NEW DATA: The report has also presented new data indicating that geopolitical tensions have affected trade patterns marginally but have not triggered a sustained trend toward de-globalisation.
- Bilateral trade between the United States and China, which reached a record high in 2022, grew 30% less in 2023 than did their trade with the rest of the world. Moreover, for the whole of 2023, global trade in non-fuel intermediate goods—which provides a useful gauge of the status of global value chains—was down 6%.
- Signs of fragmentation may also be emerging in services trade: US imports of information, computer, and telecommunications (ICT) services from North American trading partners (mostly Canada) increased from 15.7% of total ICT imports in 2018 to 23.0% in 2023 while US imports of the same from Asian trading partners (mostly India) fell from 45.1% to 32.6%.
REGIONAL TRADE OUTLOOK: If current projections hold, Africa's exports will grow faster than those of any other region in 2024, up 5.3%; this however is from a low base, since the continent's exports remained depressed after the COVID-19 pandemic.
- The CIS region's expected growth is just slightly below 5.3%, also from a reduced base after the region's exports plunged following the war in Ukraine.
- North America (3.6%), the Middle East (3.5%) and Asia (3.4%) should all see moderate export growth, while South America is expected to grow more slowly, at 2.6%. European exports are once again expected to lag behind those of other regions, with growth of just 1.7%.
- Strong import volume growth of 5.6% in Asia and 4.4% in Africa should help prop up global demand for traded goods this year. However, all other regions are expected to see below average import growth, including South America (2.7%), the Middle East (1.2%), North America (1.0%), Europe (0.1%) and the CIS region (-3.8%).

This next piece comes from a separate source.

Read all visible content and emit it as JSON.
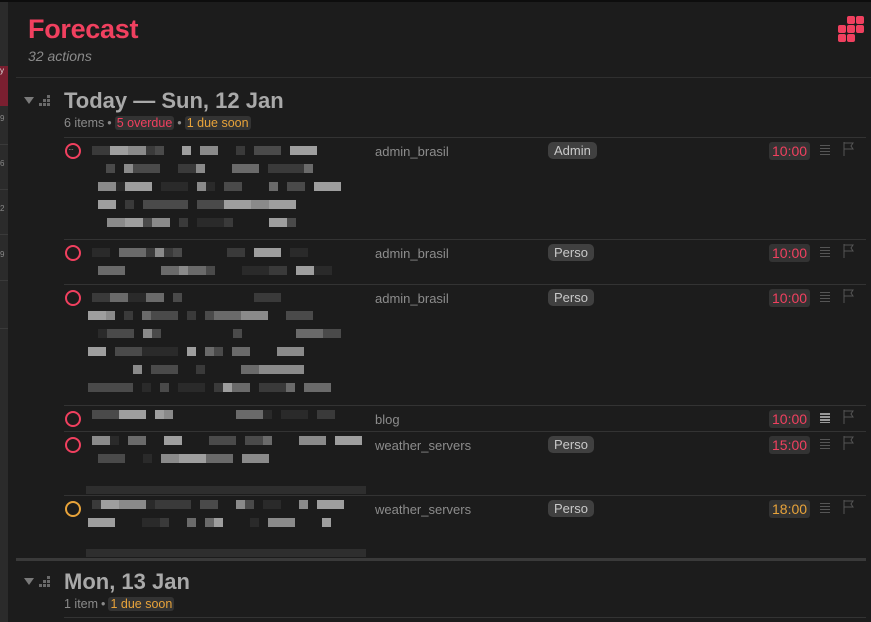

- Merchandise exports of least-developed countries (LDCs) are forecast to grow 2.7% in 2024, down from 4.1% in 2023, before growth accelerates to 4.2% in 2025. Meanwhile, imports by LDCs should grow 6.0% this year and 6.8% next year following a 3.5% contraction in 2023.
TRADE IN SERVICES: World commercial services trade grew 9% in 2023 despite a decline in freight transport, thanks to recovering international travel and surging digitally delivered services.
- Global exports of digitally delivered services soared to $4.25 trillion in 2023, up 9.0% year-on-year, and accounted for 13.8% of world exports of goods and services.
- In 2023, the value of these services--traded over borders through computer networks and encompassing everything from professional and management services to streaming of music and videos, online gaming, and remote education--surpassed pre-pandemic levels by over 50%.
- In Europe and Asia, which hold a global market share of 52.4% and 23.8% respectively, exports rose by 11% and 9%. Growth accelerated in Africa (13%) and in South and Central America and the Caribbean (11%), exceeding the global average. The two regions, which formed only 0.9% and 1.6% of global exports in 2023, are on the path to take advantage of digitally delivered services trade.
WHAT THEY SAID:
We are making progress towards global trade recovery, thanks to resilient supply chains and a solid multilateral trading framework— which are vital for improving livelihoods and welfare. It's imperative that we mitigate risks like geopolitical strife and trade fragmentation to maintain economic growth and stability.
— Ngozi Okonjo-Iweala
Director-General
World Trade Organization
Some governments have become more sceptical about the benefits of trade and have taken steps aimed at re-shoring production and shifting trade towards friendly nations. The resilience of trade is also being tested by disruptions on two of the world's main shipping routes: the Panama Canal, which is affected by freshwater shortages, and the diversion of traffic away from the Red Sea. Under these conditions of sustained disruptions, geopolitical tensions, and policy uncertainty, risks to the trade outlook are tilted to the downside.